Ha pasado un avión sobrevolando la playa y nadie se ha inmutado. Un señor con una gorra roja se agacha muy despacio apuntando con el dedo a la arena. Creo que está intentando tocar uno de esos cangrejos transparentes: son como de cristal, tienen los ojos saltones. Huyen de las sombras de los que salimos del agua golpeados –literalmente– por la fuerza del mar en Phuket.

Hemos bajado unas escaleras desvencijadas de madera entre palmeras y árboles que amplifican los sonidos de los pájaros –y demás seres vivos extraños– del lugar.
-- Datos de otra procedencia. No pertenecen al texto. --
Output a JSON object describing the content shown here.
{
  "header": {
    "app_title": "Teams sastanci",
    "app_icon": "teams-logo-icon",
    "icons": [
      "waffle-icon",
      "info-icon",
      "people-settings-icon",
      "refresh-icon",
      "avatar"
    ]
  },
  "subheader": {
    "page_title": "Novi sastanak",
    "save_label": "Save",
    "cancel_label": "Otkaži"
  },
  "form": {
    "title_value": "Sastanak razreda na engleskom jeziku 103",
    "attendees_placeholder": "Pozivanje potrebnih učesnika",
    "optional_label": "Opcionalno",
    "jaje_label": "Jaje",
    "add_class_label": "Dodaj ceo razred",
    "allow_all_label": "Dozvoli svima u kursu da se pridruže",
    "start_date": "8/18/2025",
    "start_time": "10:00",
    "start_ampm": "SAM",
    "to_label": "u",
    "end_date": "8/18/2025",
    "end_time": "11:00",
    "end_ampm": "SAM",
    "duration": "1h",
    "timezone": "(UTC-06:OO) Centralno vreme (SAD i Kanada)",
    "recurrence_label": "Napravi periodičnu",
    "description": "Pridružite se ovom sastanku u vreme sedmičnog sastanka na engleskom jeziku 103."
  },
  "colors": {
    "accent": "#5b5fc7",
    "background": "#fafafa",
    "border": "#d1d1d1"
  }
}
Hay miles y suenan todo el tiempo, como las olas chocando en la orilla, los niños que gritan mientras juegan al fútbol en el pequeño polideportivo de la escuela, los vendedores curtidos por el sol, incansables, apostados a ambos lados de la carretera ofreciendo, entre el humo, pinchos a la brasa: langostinos, pescados varios, frutas tropicales; pero también pareos y sombreros para proteger a los guiris del sol implacable.

Desde los restaurantes que dan a la playa llegan ecos de los Beatles y sonrío. Cry baby cry mientras terminamos el almuerzo –un buen pad thai picante, unos calamares…– y volvemos al mar. El agua aquí está caliente; la arena arde y mi piel roja da buena fe de que hoy era un día para esto.

Después de Hong Kong –o en estos paréntesis diminutos– cuesta bajar el ritmo. Creo que con este escenario lo conseguí, aunque sólo fuera por una décima de segundo, como diría A. V.